Wednesday, October 5, 2011

Steve Jobs' passing - Goodbye to a great man

Apple co-founder Steve Jobs passed away today at the age of 56. He had a rare form of pancreatic cancer called pancreatic neuroendocrine cancer, which produces islet cell of neuroendocrine tumors. This form is usually less agressive than pancreatic exocrine cancer and patients can usually live longer, with an average survival rate of more than 3 years.

While Jobs' legendary perfectionism and insistence on simplicity and elegance for Apple's products were the qualities of an aesthete, and led to his becoming something of a guru to all Apple employees (Fortune remarked that Apple employees' primary question was always "WWSD - What Would Steve Do?"). But his goal was to create products that could command premium prices and ensure rich profits.

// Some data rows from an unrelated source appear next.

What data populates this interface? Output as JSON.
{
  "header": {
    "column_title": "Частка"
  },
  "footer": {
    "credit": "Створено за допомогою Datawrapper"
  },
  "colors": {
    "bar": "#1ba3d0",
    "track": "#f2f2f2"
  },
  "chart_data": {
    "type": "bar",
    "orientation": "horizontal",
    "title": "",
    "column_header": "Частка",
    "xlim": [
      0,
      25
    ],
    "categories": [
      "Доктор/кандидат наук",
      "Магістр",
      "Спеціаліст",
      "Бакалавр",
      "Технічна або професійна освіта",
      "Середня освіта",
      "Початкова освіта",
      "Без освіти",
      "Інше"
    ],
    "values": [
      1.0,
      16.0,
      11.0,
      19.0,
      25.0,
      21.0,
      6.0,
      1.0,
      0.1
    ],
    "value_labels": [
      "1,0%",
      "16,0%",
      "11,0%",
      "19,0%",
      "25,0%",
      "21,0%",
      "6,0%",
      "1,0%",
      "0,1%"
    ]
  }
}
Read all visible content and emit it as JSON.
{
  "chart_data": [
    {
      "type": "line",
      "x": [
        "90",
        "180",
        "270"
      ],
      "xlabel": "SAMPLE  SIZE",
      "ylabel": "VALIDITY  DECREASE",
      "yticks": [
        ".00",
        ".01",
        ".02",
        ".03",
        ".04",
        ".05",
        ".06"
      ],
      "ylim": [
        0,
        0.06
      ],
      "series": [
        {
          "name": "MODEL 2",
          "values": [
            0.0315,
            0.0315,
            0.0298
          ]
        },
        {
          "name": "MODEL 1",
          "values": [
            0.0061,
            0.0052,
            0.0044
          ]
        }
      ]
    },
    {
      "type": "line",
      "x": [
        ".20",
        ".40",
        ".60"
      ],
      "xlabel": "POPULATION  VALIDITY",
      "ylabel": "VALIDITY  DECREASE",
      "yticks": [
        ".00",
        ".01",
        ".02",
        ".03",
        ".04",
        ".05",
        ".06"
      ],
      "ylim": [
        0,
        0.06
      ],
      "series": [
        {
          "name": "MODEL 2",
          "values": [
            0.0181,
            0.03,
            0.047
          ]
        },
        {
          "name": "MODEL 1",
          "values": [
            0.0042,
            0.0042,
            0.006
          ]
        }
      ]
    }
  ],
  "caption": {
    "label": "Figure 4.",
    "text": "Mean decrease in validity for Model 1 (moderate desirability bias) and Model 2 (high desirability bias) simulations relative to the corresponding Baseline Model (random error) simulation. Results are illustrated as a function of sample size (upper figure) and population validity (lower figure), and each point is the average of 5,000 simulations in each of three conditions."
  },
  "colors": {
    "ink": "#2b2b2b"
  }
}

The Apple CEO's unique combination of showmanship, eye for detail and instinct for business strategy may make it hard to identify his rightful place in business history. (He is the young man at left in this picture.)

Everyone knows Steve Jobs pulled off one of the outstanding corporate turnarounds in U.S. history, and he did it on the strength of cool products. Cool products like the Mac my kids use, the iPhone we all depend on, and iTunes, a dependable source of good music for our iPods. Clearly in Steve's case, the "i's" had it.

But coolness aside, Jobs was a master of bare-knuckled business strategies from the old school. Apple's reputation for nearly flawless manufacturing quality, not merely its svelte engineering, is what enables the company to make premium pricing look like a value proposition. Apple devices may cost more, but they always seem to work. In its most recent fiscal year, Apple's profit margin was more than 21%; at Hewlett-Packard, the world's biggest PC manufacturer, it was 7%.

Jobs' well-known control-freak ethos accounts for the closed approach binding Apple's mobile devices and their content — songs purchased from the iTunes store can't be played on competing companies' devices, for example. Although in the iPod's early days, many thought this would doom it to irrelevance, Jobs' strategy paid off. There was a method to his madness: He believed simplicity and consistency would draw customers to legal digital music downloads. And he was right. I used to have other music services on my computer, like Bear Share and another I can't remember. All that remains, is the iTunes store.

And the App Store, through which Apple kept a stranglehold on outside software written for the iPhone, iPad and iPod Touch, is the ultimate expression of Jobs' desire for order. Programs can be distributed through the App Store only after they're approved by Apple, which takes a 30% cut of their revenue — another Jobsian exploitation of a very un-Zen business strategy.

Steve Jobs was a Buddhist. According to the press (much of which is quoted here), his business strategies were very much not in the Buddhist tradition. But all of that is nothing but nay-saying now. Instead, I would simply like to offer Mr. Jobs' family and friends my condolences, and express my gratitude for the miraculous contribution Steve Jobs' brilliance made in my life, and the life of everyone I know. He was truly a genius, a man whose work will continue to bless us for years to come.